For alcohol-based sanitizer to spontaneously combust, Colonna said, the temperature in a car would need to reach 700 degrees Fahrenheit — something that will never happen, no matter where you live. And if your car interior does reach that temperature, you might have other issues than a bottle of hand sanitizer catching fire.

“If the sun was playing directly on the plastic container, it is still not going to be able to generate temperatures of 700 degrees,” Colonna said. “…If I park it in a volcano, more likely the issue there is I’ve got open flames.”
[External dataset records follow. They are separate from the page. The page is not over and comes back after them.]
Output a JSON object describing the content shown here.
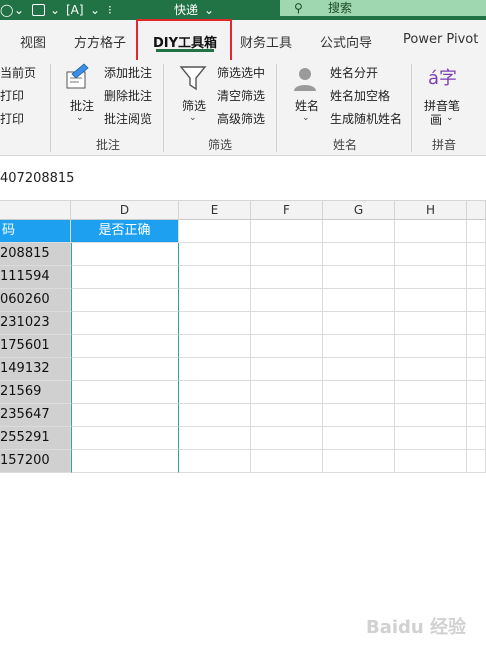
{
  "titlebar": {
    "quick_label": "快递",
    "search_label": "搜索"
  },
  "tabs": [
    "视图",
    "方方格子",
    "DIY工具箱",
    "财务工具",
    "公式向导",
    "Power Pivot"
  ],
  "ribbon": {
    "left_partial": [
      "当前页",
      "打印",
      "打印"
    ],
    "annotate_group": {
      "big_button": "批注",
      "items": [
        "添加批注",
        "删除批注",
        "批注阅览"
      ],
      "group_label": "批注"
    },
    "filter_group": {
      "big_button": "筛选",
      "items": [
        "筛选选中",
        "清空筛选",
        "高级筛选"
      ],
      "group_label": "筛选"
    },
    "name_group": {
      "big_button": "姓名",
      "items": [
        "姓名分开",
        "姓名加空格",
        "生成随机姓名"
      ],
      "group_label": "姓名"
    },
    "pinyin_group": {
      "button_line1": "拼音笔",
      "button_line2": "画",
      "icon_text": "á字",
      "group_label": "拼音"
    }
  },
  "formula_bar": {
    "value": "407208815"
  },
  "columns": [
    "D",
    "E",
    "F",
    "G",
    "H"
  ],
  "c_header": "码",
  "d_header": "是否正确",
  "rows": [
    "208815",
    "111594",
    "060260",
    "231023",
    "175601",
    "149132",
    "21569",
    "235647",
    "255291",
    "157200"
  ],
  "watermark": "Baidu 经验",
  "colors": {
    "excel_green": "#217346",
    "highlight_red": "#e2282b",
    "header_blue": "#1ea0f0"
  }
}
Alcohol-based hand sanitizer does evaporate quickly, with a relatively low flashpoint at just 60 to 70 degrees, and those vapors are highly flammable, Colonna said. But the vapors would still need an ignition source, and the air would need to be saturated at about 2 percent alcohol vapor for combustion to occur, he said.

Even if you were to give off static electricity or light a cigarette after getting in the car, the simple act of opening the door to get in would dilute the vapors and allow them to escape, Colonna said.

The biggest risk you take by leaving some Purell in your car is that the alcohol can evaporate and make the sanitizer less effective, Colonna said. 

For its part, the Western Lakes Fire District edited its post to remove the false information, but it also claimed people misunderstood the intention of the original post.

“Our message quickly became misconstrued and we wanted to assure that we made it right,” the post now reads. The statement came after a lengthy clarification in which the district said it was only trying to guard against people exposing sanitizer to open flames.

So what about the photo that the Western Lakes Fire District shared of the aftermath of sanitizer bursting into flames? The bottle was just exposed to an open flame, according to Colonna.

“It had nothing to do with exposure to a hot car or exposure to sun,” Colonna said. “They basically took pieces (such as the low flashpoint and flammability of the vapors) and everybody was running with all those pieces.”